Although California Democratic Party adviser Bob Mulholland has indicated a willingness to finance a recall of the recall, and rumors of recalls in other states are in full throat, similar dramatics are not expected in the 17 other states with recall provisions, says University of California at Berkeley professor Bruce Cain.
In a postrecall teleconference with reporters Cain said, "[California] had a particularly low threshold 11 percent of the gubernatorial turnout and most states have the common sense to have a higher threshold of 25 to 40 percent. Many states also use [threshold percentages of] registered voters, rather than actual voters. While we've already seen more recalls at the local level, and we will see more recalls at the federal level, it won't be an everyday occurrence." Cain adds that the situation in California was made unique by public recognition of increasing levels of state spending, a governor unpopular among voters of both parties being challenged by a celebrity political neophyte and desperate, last-minute campaign tactics that reinforced the desire for a change in leadership.

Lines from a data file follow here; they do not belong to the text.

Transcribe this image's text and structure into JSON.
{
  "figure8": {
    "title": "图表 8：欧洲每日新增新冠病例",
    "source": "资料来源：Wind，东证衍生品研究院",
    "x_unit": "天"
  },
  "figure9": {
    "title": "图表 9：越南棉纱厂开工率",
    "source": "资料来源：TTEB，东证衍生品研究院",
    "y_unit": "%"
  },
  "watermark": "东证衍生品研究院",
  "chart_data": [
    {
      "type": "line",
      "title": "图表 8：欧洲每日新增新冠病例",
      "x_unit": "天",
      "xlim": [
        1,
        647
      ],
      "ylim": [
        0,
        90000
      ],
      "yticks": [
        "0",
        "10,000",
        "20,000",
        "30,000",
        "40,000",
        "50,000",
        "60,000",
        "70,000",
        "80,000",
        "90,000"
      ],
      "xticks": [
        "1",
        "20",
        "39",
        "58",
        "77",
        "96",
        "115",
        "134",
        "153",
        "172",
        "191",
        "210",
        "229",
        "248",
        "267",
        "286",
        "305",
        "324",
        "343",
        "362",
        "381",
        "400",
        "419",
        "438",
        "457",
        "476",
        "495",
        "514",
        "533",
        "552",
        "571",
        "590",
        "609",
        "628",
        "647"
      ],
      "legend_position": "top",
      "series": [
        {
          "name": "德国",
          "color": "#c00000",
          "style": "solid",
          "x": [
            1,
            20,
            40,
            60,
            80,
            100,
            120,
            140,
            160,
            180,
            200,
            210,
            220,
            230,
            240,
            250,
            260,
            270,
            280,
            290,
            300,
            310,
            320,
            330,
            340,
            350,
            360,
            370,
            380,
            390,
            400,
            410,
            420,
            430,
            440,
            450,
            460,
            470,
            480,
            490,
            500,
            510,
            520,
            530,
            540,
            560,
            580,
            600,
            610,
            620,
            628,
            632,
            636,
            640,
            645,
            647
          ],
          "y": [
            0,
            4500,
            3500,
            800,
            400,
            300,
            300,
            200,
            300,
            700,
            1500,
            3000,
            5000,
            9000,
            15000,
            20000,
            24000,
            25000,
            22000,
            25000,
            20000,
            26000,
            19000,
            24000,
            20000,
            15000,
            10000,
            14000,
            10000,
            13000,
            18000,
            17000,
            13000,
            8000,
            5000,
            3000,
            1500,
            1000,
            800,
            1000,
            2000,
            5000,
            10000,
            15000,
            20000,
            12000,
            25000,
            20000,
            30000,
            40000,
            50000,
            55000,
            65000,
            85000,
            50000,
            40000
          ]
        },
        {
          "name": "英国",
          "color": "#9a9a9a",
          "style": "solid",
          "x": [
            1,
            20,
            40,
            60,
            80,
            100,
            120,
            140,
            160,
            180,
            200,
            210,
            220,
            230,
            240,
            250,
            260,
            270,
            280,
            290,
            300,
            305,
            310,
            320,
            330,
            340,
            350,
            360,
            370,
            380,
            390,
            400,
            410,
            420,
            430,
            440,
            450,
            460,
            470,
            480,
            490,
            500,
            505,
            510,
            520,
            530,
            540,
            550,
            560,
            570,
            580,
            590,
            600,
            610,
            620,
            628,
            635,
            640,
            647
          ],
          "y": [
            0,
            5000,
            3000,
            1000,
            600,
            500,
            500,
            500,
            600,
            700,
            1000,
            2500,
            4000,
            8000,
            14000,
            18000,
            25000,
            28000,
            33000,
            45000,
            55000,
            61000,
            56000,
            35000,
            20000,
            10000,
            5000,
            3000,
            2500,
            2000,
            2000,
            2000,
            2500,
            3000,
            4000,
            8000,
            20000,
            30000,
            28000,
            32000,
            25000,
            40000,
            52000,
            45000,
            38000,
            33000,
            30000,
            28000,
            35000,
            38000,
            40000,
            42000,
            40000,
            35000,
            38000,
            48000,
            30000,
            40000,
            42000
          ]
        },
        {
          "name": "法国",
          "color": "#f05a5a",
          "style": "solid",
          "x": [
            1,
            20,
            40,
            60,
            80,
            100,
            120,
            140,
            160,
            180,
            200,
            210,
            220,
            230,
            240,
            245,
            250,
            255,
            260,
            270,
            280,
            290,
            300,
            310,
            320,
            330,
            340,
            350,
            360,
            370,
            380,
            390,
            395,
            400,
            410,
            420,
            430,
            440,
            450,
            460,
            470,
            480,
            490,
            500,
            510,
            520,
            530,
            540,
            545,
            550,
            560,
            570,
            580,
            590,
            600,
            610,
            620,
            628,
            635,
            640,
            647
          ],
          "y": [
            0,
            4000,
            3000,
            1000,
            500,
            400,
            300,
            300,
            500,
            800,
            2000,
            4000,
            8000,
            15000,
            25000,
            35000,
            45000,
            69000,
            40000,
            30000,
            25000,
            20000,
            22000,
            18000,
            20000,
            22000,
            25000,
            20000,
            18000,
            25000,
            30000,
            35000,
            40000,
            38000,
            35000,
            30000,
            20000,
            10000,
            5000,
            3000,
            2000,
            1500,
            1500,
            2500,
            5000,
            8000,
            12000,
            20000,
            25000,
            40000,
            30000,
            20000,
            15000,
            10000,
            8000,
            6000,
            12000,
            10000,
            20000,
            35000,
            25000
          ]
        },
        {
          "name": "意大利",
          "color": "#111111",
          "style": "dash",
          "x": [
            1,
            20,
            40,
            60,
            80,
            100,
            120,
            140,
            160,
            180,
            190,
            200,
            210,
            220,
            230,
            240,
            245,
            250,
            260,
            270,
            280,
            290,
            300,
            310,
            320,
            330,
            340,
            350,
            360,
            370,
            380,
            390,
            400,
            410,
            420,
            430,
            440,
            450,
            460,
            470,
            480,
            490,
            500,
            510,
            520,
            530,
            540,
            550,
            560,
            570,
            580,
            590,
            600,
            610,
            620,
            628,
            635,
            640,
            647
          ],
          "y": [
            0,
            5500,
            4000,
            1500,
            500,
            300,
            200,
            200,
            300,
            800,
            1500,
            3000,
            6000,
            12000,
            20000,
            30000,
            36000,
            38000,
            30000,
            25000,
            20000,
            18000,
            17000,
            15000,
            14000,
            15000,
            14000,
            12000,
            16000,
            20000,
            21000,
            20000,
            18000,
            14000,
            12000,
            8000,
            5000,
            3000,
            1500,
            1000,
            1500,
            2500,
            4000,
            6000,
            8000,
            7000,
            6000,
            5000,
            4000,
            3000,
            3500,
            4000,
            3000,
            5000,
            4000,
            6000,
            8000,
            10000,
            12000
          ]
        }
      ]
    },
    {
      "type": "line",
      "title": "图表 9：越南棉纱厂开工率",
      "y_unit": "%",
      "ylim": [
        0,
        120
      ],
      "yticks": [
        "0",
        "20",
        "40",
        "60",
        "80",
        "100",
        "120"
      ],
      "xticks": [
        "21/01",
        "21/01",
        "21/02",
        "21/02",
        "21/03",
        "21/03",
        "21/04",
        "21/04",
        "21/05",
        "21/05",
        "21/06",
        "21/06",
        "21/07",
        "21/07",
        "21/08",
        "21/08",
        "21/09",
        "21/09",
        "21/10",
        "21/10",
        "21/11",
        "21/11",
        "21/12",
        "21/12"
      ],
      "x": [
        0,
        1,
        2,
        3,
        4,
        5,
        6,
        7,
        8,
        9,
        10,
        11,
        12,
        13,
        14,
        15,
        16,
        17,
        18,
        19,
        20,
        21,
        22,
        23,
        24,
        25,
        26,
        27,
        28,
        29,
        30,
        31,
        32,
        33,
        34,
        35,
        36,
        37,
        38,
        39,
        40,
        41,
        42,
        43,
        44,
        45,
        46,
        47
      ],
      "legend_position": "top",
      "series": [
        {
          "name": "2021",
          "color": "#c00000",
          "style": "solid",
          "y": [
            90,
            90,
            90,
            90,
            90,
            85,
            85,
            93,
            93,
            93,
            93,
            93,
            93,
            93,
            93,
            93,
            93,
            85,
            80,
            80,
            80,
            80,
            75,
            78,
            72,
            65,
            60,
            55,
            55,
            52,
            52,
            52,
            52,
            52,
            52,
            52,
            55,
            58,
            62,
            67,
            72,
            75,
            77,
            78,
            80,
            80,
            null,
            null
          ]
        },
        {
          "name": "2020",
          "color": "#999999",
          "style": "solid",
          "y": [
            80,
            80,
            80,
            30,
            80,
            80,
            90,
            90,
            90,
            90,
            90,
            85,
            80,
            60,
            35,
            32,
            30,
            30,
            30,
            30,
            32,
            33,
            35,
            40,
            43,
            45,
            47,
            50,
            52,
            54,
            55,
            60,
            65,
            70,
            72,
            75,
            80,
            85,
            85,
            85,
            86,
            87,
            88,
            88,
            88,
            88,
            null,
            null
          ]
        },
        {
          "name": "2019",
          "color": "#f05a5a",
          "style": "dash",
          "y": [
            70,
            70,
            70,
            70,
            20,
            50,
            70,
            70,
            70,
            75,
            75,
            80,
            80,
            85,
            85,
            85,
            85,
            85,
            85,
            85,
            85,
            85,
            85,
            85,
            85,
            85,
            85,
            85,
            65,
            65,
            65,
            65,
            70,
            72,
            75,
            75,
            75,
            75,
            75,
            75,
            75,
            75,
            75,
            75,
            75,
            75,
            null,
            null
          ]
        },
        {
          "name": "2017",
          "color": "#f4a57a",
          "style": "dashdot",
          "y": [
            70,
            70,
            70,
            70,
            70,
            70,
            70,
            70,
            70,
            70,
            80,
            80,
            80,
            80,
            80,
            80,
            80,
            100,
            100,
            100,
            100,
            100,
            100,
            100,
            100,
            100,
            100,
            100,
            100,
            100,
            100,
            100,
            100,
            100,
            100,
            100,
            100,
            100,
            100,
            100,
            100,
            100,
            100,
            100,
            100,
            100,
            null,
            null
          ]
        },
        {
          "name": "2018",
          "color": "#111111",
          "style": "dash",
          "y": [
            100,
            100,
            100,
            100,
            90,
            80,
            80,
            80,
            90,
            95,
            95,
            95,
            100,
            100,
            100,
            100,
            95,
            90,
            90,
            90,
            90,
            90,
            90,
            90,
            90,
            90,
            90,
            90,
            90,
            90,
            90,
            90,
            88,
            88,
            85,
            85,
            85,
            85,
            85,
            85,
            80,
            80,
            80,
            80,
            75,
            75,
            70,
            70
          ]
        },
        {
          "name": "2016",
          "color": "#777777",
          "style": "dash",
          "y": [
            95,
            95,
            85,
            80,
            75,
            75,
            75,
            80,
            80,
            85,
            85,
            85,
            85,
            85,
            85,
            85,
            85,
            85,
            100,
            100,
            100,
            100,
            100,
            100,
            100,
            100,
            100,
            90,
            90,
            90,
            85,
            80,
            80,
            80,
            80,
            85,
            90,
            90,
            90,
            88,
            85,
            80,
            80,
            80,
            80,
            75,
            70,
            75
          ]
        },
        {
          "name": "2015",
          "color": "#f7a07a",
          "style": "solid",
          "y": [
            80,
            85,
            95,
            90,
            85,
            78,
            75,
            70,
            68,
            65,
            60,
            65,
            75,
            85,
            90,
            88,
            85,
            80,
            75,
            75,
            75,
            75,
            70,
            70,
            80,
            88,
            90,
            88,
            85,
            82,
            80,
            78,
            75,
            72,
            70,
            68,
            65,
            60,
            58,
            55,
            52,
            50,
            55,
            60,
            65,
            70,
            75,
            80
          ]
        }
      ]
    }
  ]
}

Yet what happened in California underscores that a shift in politics has opened still more and deeper fissures across the partisan divide that began to be a chasm following the election of Ronald Reagan.
"Nowadays more party unity, higher stakes and greater polarization have produced something quite different. It has all been reinforced by the permanent campaign and by the move in the breakdown in norms about using extraordinary means, like impeachment and recall elections, rounds of redistricting, filibustering judicial appointments and on and on," Cain contends.
President George W. Bush may have come to Washington hoping to change the tone to "one of civility and respect," but the odds were against him even without the Florida recount. In an April address examining the Bush presidency and the American electorate, University of California at San Diego political-science professor Gary C. Jacobson said Bush's election was an extension of a long-term trend toward "greater partisanship and ideological coherence" among the voting public.
In addition to producing the highest level of party-line voting in nearly 50 years, ticket splitting reached its lowest level since 1960, and the number of districts delivering pluralities to House and presidential candidates of opposing parties reached a 48-year low. "In short, G.W. Bush entered the White House on the heels of the most partisan election in half a century," Jacobson said. Nor is the partisan dynamic confined to the halls of Congress or state legislatures.
As Cain sees it, "There is an impatience in the culture as a whole. The extension of electoral politics into governance and governance into electoral politics, or what we call the permanent campaign. It extends political battles into court venues, it extends that into ... recall and impeachment."
Meanwhile, as people decry partisan politics, their words do not necessarily reflect their deeds. "There's lots of evidence that the public dislikes the idea of partisanship and certainly frowns upon the squabbling among politicians and between the parties, but at the same time those voters are increasingly partisan in their voting behavior," says Brookings Institution senior fellow Thomas Mann.